Revocation of naturalization is sometimes referred to as “denaturalization.” Unlike most other immigration proceedings that USCIS handles in an administrative setting, revocation of naturalization can only occur in federal court.
A person’s naturalization can be revoked either by civil proceeding or pursuant to a criminal conviction. For civil revocation of naturalization, the United States Attorney’s Office must file the revocation of naturalization actions in Federal District Court. See INA 340(a). For criminal revocation of naturalization, the U.S. Attorney’s Office files criminal charges in Federal District Court. A criminal conviction under 18 U.S.C. 1425 results in automatic revocation of naturalization under INA 340(e).
The government holds a high burden of proof when attempting to revoke a person’s naturalization. For civil revocation of naturalization, the burden of proof is clear, convincing, and unequivocal evidence which does not leave the issue in doubt. See Kungys v. United States, 485 U.S. 759, 767 (1988). For criminal revocation of naturalization the burden of proof is the same as for every other criminal case, proof beyond a reasonable doubt.
USCIS refers cases for civil revocation of naturalization when there is sufficient evidence to establish that the person is subject to one of the grounds of revocation.
The general grounds for civil revocation of naturalization are:
Illegal procurement of naturalization; or
Concealment of a material fact or willful misrepresentation.
Another ground for revocation of naturalization exists in cases where the person naturalized under the military provisions. In those cases, the person may also be subject to revocation of naturalization if he or she is discharged under other than honorable conditions before serving honorably for five years.

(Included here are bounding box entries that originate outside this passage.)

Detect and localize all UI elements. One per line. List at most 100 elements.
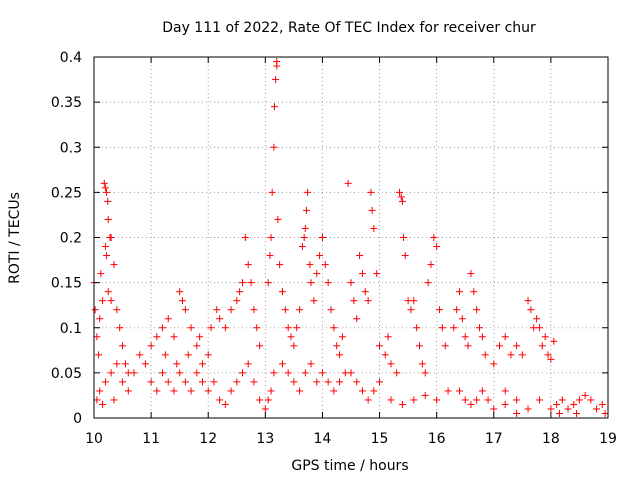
data-point: [364, 396, 372, 404]
data-point: [113, 360, 121, 368]
data-point: [298, 243, 306, 251]
data-point: [264, 396, 272, 404]
data-point: [598, 400, 606, 408]
data-point: [367, 188, 375, 196]
data-point: [601, 409, 609, 417]
data-point: [424, 279, 432, 287]
data-point: [410, 396, 418, 404]
data-point: [481, 351, 489, 359]
data-point: [213, 306, 221, 314]
data-point: [490, 360, 498, 368]
data-point: [250, 378, 258, 386]
data-point: [290, 342, 298, 350]
data-point: [233, 378, 241, 386]
data-point: [93, 333, 101, 341]
data-point: [350, 297, 358, 305]
data-point: [210, 378, 218, 386]
data-point: [564, 405, 572, 413]
data-point: [333, 342, 341, 350]
data-point: [264, 279, 272, 287]
y-tick-label: 0.05: [51, 366, 82, 382]
data-point: [307, 360, 315, 368]
data-point: [253, 324, 261, 332]
data-point: [384, 333, 392, 341]
data-point: [501, 400, 509, 408]
data-point: [393, 369, 401, 377]
data-point: [107, 297, 115, 305]
data-point: [97, 270, 105, 278]
x-tick-label: 11: [142, 431, 160, 447]
y-tick-label: 0.4: [60, 50, 82, 66]
data-point: [93, 396, 101, 404]
data-point: [164, 378, 172, 386]
data-point: [347, 279, 355, 287]
data-point: [104, 288, 112, 296]
x-tick-label: 10: [85, 431, 103, 447]
data-point: [101, 184, 109, 192]
x-axis-label: GPS time / hours: [291, 458, 408, 474]
data-point: [276, 261, 284, 269]
data-point: [96, 315, 104, 323]
data-point: [524, 297, 532, 305]
data-point: [187, 324, 195, 332]
x-tick-label: 17: [485, 431, 503, 447]
data-point: [267, 234, 275, 241]
data-point: [99, 400, 107, 408]
data-point: [397, 193, 405, 201]
data-point: [270, 369, 278, 377]
data-point: [103, 188, 111, 196]
data-point: [453, 306, 461, 314]
data-point: [407, 306, 415, 314]
data-point: [204, 351, 212, 359]
data-point: [513, 396, 521, 404]
data-point: [581, 391, 589, 399]
data-point: [176, 288, 184, 296]
data-point: [270, 143, 278, 151]
x-tick-label: 16: [428, 431, 446, 447]
y-tick-label: 0.2: [60, 231, 82, 247]
data-point: [310, 297, 318, 305]
data-point: [413, 324, 421, 332]
data-point: [284, 324, 292, 332]
data-point: [241, 234, 249, 241]
data-point: [461, 333, 469, 341]
data-point: [193, 369, 201, 377]
data-point: [558, 396, 566, 404]
x-tick-label: 18: [542, 431, 560, 447]
data-point: [147, 378, 155, 386]
data-point: [410, 297, 418, 305]
data-point: [199, 378, 207, 386]
data-point: [116, 324, 124, 332]
data-point: [324, 378, 332, 386]
data-point: [101, 243, 109, 251]
data-point: [316, 252, 324, 260]
data-point: [373, 270, 381, 278]
data-point: [541, 333, 549, 341]
tick-layer: [93, 56, 609, 419]
data-point: [456, 288, 464, 296]
y-tick-label: 0.25: [51, 185, 82, 201]
data-point: [296, 306, 304, 314]
data-point: [470, 288, 478, 296]
data-point: [401, 252, 409, 260]
data-point: [327, 306, 335, 314]
data-point: [153, 333, 161, 341]
data-point: [476, 324, 483, 332]
x-tick-label: 15: [371, 431, 389, 447]
data-point: [216, 396, 224, 404]
data-point: [278, 360, 286, 368]
data-point: [233, 297, 241, 305]
data-point: [330, 324, 338, 332]
data-point: [261, 405, 269, 413]
data-point: [464, 342, 472, 350]
data-point: [336, 378, 344, 386]
data-point: [381, 351, 389, 359]
data-point: [238, 369, 246, 377]
data-point: [438, 324, 446, 332]
data-point: [221, 324, 229, 332]
data-point: [207, 324, 215, 332]
data-point: [547, 405, 555, 413]
data-point: [353, 378, 361, 386]
data-point: [518, 351, 526, 359]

On February 14, 2001, a District Court issued a nationwide injunction based on a finding that USCIS has no statutory authority to administratively revoke naturalization. See Order Granting Order for Permanent Injunction, Gorbach v. Reno, 2001 WL 34145464 (February 14, 2001) (Entering order pursuant to Gorbach v. Reno, 219 F.3d 1087 (9th Cir. 2000)). A person’s naturalization can only be revoked after a final order in a judicial proceeding to revoke his or her naturalization. See INA 340(a). During a revocation of naturalization proceeding, all related documentation from the A-file is subject to discovery.
C. Difference between Revocation and Cancellation of Certificate
USCIS is authorized to cancel any Certificate of Citizenship or Certificate of Naturalization in cases where USCIS considers that the certificate itself was obtained or created illegally or fraudulently. See INA 342. See Part K, Certificates of Citizenship and Naturalization, Chapter 5, Cancellation of Certificate of Citizenship or Naturalization. Cancellation of a certificate under this provision only cancels the certificate and does not affect the citizenship status of the person in whose name the certificate was issued.
If someone was unlawfully naturalized or misrepresented or concealed facts during the naturalization process, civil or criminal proceedings must be instituted to revoke the naturalization and the status of the person as a citizen. Once the naturalization is revoked, the court also cancels the person’s Certificate of Naturalization.
The main difference between cancellation and revocation proceedings is that cancellation only affects the document, not the person’s underlying status. For this reason, cancellation is only effective against persons who are not citizens, either because they have not complied with the entire naturalization process or because they did not acquire citizenship under law, but who nonetheless have evidence of citizenship which was fraudulently or illegally obtained.
Where USCIS has affirmatively granted naturalization to a person, that person is a citizen unless and until that person’s citizenship is revoked. The revocation must have been pursuant to INA 340(e) or 18 U.S.C. 1425. Revocation, therefore, is appropriate when:
The person filed an Application for Naturalization (Form N-400);
The person appeared at the naturalization interview;
The naturalization application was approved; and
The person took the Oath of Allegiance for naturalization.
By contrast, a person who illegally obtained a Certificate of Naturalization without going through the naturalization process, and was therefore never naturalized by USCIS, is not a citizen of the United States. While the person has a certificate as evidence of U.S. citizenship, the certificate in and of itself, does not confer the status of citizenship.
In such cases, USCIS can initiate proceedings to cancel the Certificate of Naturalization. See INA 342. Because the person holding this certificate did not obtain citizenship based on a USCIS process, the person maintains whatever immigration status he or she had.